Masih adakah pemilihan yang fair di negeri ini? Entahlah. Tapi yang pasti setiap ada pemilihan selalu saja ada tindakan unfair dari para kandidat atau para pendukungnya. Mulai dari money politic, hingga kampanye hitam. Baik pemilihan presiden, gubernur, walikota, bupati, bahkan pemilihan camat sekalipun. Terlebih tahun 2014 ini yang merupakan tahun politik di Indonesia, hal-hal seperti itu sedang hangat-hangatnya terjadi.
Pemilihan presiden yang akan berlangsung pada 9 Juli mendatang akan menentukan pemimpin dan nasib bangsa Indonesia untuk lima tahun mendatang. Kedua kubu capres yang sama-sama kuat pun menjadikan pemilihan presiden semakin seru. Semua orang seolah paham politik. Mulai dari pejabat pemerintahan, pegawai kantoran, mahasiswa, ibu-ibu rumah tangga, hingga anak sekolahan semuanya asik membicarakan perkembangan politik dan capres yang akan bertarung di pemilihan presiden nanti.

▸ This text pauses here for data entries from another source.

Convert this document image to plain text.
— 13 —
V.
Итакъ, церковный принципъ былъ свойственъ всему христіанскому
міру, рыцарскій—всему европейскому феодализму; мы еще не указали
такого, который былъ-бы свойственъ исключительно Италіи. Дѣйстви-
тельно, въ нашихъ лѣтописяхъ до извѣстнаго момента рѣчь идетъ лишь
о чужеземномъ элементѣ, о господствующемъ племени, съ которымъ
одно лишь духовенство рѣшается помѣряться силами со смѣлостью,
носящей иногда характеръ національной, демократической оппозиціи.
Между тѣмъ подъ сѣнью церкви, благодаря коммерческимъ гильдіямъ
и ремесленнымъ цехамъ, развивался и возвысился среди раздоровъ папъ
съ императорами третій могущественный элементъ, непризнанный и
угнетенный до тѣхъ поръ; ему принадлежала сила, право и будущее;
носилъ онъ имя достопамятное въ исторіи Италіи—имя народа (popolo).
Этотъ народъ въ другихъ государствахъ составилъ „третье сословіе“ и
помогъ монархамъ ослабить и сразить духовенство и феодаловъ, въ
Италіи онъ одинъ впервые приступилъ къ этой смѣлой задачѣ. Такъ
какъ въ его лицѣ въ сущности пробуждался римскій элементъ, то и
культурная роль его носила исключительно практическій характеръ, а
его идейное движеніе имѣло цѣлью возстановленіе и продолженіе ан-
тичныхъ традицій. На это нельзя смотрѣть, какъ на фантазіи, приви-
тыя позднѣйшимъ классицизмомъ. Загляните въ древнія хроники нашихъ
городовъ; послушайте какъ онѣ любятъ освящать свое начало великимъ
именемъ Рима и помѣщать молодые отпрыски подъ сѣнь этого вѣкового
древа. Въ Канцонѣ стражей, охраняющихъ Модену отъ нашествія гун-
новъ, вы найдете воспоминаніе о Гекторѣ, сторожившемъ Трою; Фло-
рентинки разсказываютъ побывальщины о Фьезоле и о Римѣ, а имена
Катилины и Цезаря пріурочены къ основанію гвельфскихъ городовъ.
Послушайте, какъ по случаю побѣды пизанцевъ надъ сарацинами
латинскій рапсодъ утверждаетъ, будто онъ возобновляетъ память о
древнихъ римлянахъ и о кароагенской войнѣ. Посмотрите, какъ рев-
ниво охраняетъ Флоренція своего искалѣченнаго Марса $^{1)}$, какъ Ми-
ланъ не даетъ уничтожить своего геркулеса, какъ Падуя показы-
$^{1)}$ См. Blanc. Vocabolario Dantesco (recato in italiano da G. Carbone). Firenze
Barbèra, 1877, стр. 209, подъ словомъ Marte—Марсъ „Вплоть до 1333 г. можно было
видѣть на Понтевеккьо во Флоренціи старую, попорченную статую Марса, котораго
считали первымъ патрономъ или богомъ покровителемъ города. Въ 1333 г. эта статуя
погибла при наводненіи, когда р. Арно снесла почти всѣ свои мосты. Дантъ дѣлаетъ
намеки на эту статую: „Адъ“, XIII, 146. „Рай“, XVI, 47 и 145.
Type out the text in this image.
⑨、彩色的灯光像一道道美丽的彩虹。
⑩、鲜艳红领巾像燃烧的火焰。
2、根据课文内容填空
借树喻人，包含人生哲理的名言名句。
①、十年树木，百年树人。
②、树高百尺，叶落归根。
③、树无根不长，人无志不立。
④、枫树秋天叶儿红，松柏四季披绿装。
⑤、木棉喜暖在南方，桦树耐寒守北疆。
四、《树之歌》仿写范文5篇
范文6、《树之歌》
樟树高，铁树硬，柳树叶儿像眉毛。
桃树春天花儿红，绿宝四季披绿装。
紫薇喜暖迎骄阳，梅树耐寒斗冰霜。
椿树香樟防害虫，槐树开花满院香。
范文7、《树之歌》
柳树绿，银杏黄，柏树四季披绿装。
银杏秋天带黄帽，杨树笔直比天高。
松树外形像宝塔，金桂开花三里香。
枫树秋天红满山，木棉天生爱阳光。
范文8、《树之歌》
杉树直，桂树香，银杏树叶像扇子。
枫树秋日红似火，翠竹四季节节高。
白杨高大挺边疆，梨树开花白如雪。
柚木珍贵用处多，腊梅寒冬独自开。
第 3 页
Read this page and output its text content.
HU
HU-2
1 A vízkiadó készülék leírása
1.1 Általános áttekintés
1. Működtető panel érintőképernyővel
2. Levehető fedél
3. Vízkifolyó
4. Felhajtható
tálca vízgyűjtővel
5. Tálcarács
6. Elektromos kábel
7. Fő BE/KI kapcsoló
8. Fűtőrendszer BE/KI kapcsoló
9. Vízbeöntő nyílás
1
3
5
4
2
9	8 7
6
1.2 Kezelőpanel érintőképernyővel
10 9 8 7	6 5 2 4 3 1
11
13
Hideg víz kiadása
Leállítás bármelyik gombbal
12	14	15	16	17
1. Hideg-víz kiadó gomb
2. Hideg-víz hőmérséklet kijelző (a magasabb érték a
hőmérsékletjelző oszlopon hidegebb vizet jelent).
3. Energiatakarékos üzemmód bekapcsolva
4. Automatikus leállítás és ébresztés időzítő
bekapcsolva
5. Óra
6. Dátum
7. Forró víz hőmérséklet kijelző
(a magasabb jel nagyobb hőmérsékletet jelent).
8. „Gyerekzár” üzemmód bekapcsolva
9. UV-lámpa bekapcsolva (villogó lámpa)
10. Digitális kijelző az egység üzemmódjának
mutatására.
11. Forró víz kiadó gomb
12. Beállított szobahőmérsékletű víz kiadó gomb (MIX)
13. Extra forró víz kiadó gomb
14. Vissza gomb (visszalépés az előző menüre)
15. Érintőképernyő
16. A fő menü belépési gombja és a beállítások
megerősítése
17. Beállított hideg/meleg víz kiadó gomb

Saat ini yang sedang gencar-gencarnya terjadi adalah kampanye hitam. Di mana kedua kubu saling menjelekkan keburukan satu sama lain. Mulai dari isu kurangnya pengalaman, tidak punya pendirian, presiden boneka, bahkan isu yang mengandung SARA.
Sebagai manusia, kedua capres tersebut pastinya memiliki kelebihan dan kekurangan masing-masing. Jokowi dan Prabowo sama-sama memiliki kelebihan yang sudah sering diumbar dan diberitakan oleh para pendukungnya di media. Mereka juga memiliki kekurangan dan kesalahan. Dimana kekurangan dan kesalahan tersebut juga sudah sering diungkapkan oleh lawan-lawannya di media.
Kejadian yang cukup memprihatinkan saat ini adalah kedua kubu saling perang argumen dan menghujat secara anarkis. Bahkan terkadang kelebihan dan kekurangan masing-masing capres membuat para pendukung fanatiknya buta mata, mati akal, dan tertutup pintu hatinya. Kelebihan para capres membuat para pendukungnya seolah memuja dan menempatkannya sejajar dengan nabi. Sebaliknya kekurangan para capres membuat lawan politiknya saling mencaci maki, menghujat dan fitnah, bahkan menjadikan lawannya sekelas dengan iblis dan setan.
Pujilah yang perlu dipuji, memuja dan menempatkannya sejajar dengan nabi bukanlah sebuah pujian. Kritiklah yang perlu dikritik, menghujat dan memfitnah bukanlah bentuk dari kritikan. Sebagai warga negara Indonesia kita harus memilih salah satu diantaranya. Kita memilih capres A bukan berarti kita benci atau menganggap capres B tidak mampu memimpin. Begitu pula sebaliknya. Karena keduanya masih sama-sama berposisi sebagai ‘capres’ dan keduanya sama-sama belum pernah memimpin negara, maka kedua-duanya sama-sama belum teruji kemampuannya sebagai presiden.
Sebagai orang yang berpendidikan, janganlah kita menilai sesuatu hanya dari satu sisi saja. Kita memiliki akal pikiran dan lima indera yang dapat dimaksimalkan fungsinya. Pilihlah pemimpin yang jujur, amanah, dan benar-benar bekerja untuk bangsa dan negara, bukan yang selalu dipuja dan diumbar-umbar di media. Ingat!Kita memilih presiden yang akan memimpin dan menentukan nasib negara lima tahun kedepan. Bukan memilih aktor sandiwara atau film layar lebar.